- Born: Robert E Caldwell October 6, 1949 (age 76)
- Origin: Winter Park, Florida, U.S.
- Genres: Rock, blues
- Occupations: Drummer, songwriter, producer, arranger
- Years active: 1964–present
- Labels: A&M Records and others
- Website: theofficialbobbycaldwellsite.com

= Bobby Caldwell (drummer) =

American drummer

Bobby Caldwell (born 6 October 1949) is an American drummer, songwriter, producer and arranger who co-founded the rock bands Captain Beyond (with Rod Evans) and Armageddon (with Keith Relf) during the early 1970s. Prior to these projects he played on seminal Johnny Winter albums such as Live Johnny Winter And and Saints and Sinners. Caldwell was also the drummer on Rick Derringer's All American Boy, which produced the classic-rock radio staple "Rock and Roll, Hoochie Koo"; a song originally written by Derringer and recorded by the band, Johnny Winter and, with Derringer's brother, Randy Z on drums. He also played with John Lennon, Ringo Starr, The Allman Brothers Band, and Eric Clapton.
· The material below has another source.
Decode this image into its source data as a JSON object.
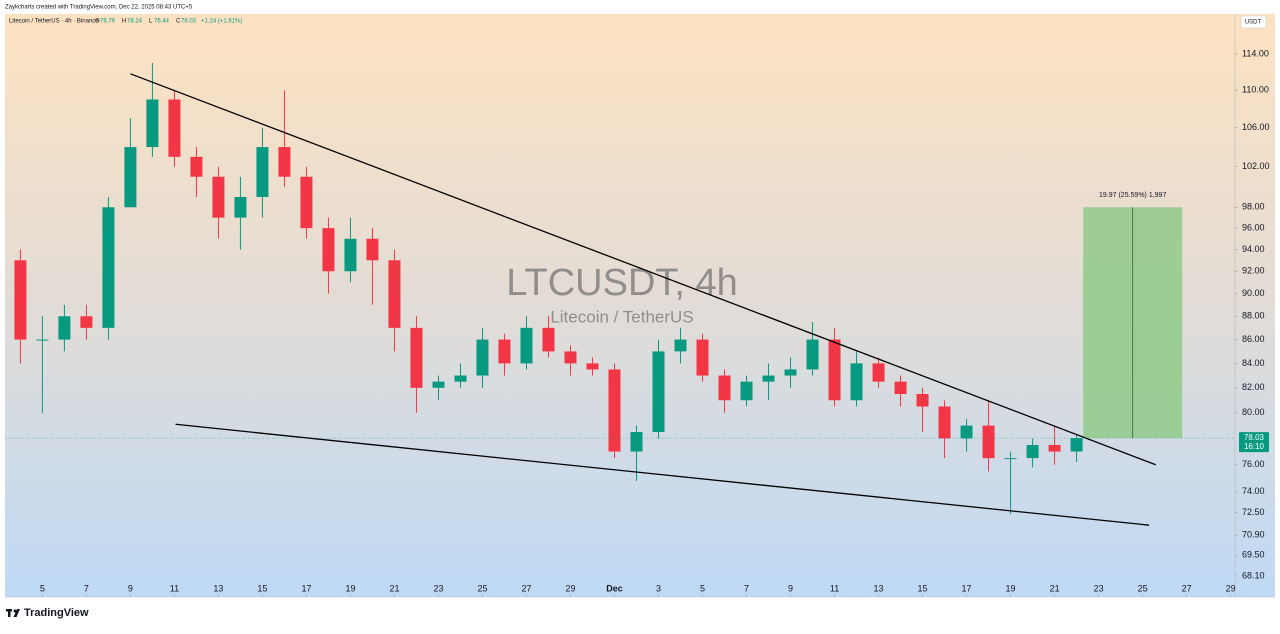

Caldwell and Derringer recorded "Rock and Roll, Hoochie Koo" at Caribou Ranch in Colorado.

In the 1960s, he was a member of the New Englanders and Noah's Ark.

He is still active and living in Florida. In 1998, a reformed, new lineup of Captain Beyond created some new demo songs. The CD included original guitarist Larry "Rhino" Reinhardt. Caldwell has one daughter, Ashley Caldwell Kincheloe.